Item 5.02. | Departure of Directors or Certain Officers; Election of Directors; Appointment of Certain Officers; Compensatory Arrangements of Certain Officers. |
On March 18, 2019, Tivity Health, Inc. (the “Company”) entered into an amended and restated employment agreement with the Company’s Chief Executive Officer, Donato Tramuto (the “Agreement”). The Agreement amends and restates Mr. Tramuto’s existing employment agreement with the Company, dated August 3, 2015 (the “Prior Agreement”). Pursuant to the Agreement, Mr. Tramuto will be entitled to receive the following:
| • | | Annual base salary of $950,000. |
| • | | Annual cash bonus targeted to equal 100% of base salary. |
| • | | Long-term incentive compensation in respect of fiscal year 2019 consisting of the following: |
| • | | An award of restricted stock units (“RSUs”) with a fair value on the date of grant (the “Grant Date”) of $800,000 (the “2019 PRSU Award”), which will vest in three equal annual installments over three years from the Grant Date. The RSUs will be issued and settled in accordance with the RSU award agreement in the form approved by the Compensation Committee; and |
| • | | An award of performance-based restricted stock units (“PRSUs”) with a target fair value on the Grant Date of $2,400,000 (the “2019 PRSU Award”). The number of PRSUs that will be eligible to vest and the applicable performance metrics will be determined in accordance with the PRSU award agreement in the form approved by the Compensation Committee. |
| • | | Eligibility to participate in benefit plans that are maintained by the Company for senior executive officers generally. |
| • | | Fringe benefits and perquisites at the same level as those benefits provided by the Company to senior executive officers generally. |
The term of the Agreement expires on December 31, 2020 and will automatically renew for successiveone-year periods thereafter, unless either party gives written notice to the other party of its intention not to renew the Agreement at least 90 days prior to the end of the then current term.

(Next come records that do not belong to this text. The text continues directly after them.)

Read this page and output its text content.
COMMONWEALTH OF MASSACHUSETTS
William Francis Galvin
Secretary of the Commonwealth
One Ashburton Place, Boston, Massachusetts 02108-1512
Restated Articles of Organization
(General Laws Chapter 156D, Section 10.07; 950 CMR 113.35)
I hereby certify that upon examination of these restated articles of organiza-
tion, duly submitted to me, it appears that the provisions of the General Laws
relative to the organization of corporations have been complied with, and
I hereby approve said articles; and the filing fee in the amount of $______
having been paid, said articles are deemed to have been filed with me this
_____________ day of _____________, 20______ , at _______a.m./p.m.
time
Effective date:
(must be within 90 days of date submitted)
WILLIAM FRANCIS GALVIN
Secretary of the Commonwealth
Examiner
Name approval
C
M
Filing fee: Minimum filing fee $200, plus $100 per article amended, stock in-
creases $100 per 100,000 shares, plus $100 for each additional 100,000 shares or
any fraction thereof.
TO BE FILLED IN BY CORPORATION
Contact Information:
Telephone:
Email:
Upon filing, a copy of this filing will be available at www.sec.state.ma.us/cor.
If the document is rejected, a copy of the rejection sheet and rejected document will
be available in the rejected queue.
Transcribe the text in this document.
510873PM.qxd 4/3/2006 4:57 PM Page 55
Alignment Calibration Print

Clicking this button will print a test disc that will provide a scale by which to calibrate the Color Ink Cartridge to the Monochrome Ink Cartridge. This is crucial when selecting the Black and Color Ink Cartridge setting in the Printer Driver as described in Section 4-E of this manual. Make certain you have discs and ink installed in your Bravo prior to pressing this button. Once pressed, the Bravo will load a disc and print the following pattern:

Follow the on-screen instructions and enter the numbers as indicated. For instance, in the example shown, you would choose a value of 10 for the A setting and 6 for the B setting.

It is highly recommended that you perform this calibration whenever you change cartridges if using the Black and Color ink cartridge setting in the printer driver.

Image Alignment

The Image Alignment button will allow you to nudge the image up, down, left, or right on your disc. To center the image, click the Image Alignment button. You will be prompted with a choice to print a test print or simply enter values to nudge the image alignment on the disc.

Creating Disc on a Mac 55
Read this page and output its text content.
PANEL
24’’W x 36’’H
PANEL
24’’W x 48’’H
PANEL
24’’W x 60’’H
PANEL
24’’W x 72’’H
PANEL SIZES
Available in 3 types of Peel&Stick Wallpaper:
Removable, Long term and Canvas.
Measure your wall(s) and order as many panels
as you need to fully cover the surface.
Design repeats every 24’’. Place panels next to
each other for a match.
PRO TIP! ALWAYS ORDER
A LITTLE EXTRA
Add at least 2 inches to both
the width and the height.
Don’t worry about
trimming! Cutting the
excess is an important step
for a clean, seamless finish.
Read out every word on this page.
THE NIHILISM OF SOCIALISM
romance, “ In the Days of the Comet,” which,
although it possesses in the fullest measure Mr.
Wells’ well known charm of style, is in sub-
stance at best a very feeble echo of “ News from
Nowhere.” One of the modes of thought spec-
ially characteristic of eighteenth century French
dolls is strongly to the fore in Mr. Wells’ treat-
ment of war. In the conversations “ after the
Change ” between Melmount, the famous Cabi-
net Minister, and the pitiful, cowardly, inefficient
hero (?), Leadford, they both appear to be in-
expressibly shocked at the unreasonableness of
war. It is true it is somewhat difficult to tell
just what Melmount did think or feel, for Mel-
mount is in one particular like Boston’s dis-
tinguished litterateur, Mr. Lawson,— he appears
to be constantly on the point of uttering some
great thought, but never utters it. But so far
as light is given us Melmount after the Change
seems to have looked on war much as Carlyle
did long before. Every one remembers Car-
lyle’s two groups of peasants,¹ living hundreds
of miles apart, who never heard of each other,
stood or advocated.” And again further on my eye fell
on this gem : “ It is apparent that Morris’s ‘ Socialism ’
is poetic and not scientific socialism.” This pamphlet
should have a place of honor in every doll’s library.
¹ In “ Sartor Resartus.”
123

Consistent with the Prior Agreement, in the event that Mr. Tramuto’s employment is terminated by the Company without “cause” or by Mr. Tramuto for “good reason,” in addition to any accrued but unpaid benefits or obligations as of the date of termination, Mr. Tramuto will be entitled to (i) continued payment of base salary then in effect for 24 months, (ii) a pro rata portion of any annual bonus for the fiscal year in which such termination occurs, based on actual performance determined after the end of the fiscal year, and (iii) a lump sum payment equal to the Company’s estimated obligation for its share of premiums for group health continuation coverage for 24 months.
Consistent with the Prior Agreement, in the event that Mr. Tramuto’s employment is terminated by the Company without “cause” or by Mr. Tramuto for “good reason” within 12 months following a “change in control” (as defined in the Agreement), in addition to any accrued but unpaid benefits or obligations as of the date of termination and a pro rata portion of any annual bonus for the fiscal year in which such termination occurs, based on the greater of target or actual performance determined after the end of the fiscal year, Mr. Tramuto will be entitled to a lump sum payment equal to (i) the base salary then in effect for 30 months, (ii) the target bonus in respect of the greater of (x) the year prior to the occurrence of the change in control and (y) the year in which the termination occurs, and (iii) the Company’s estimated obligation for its share of premiums for group health continuation coverage for 24 months.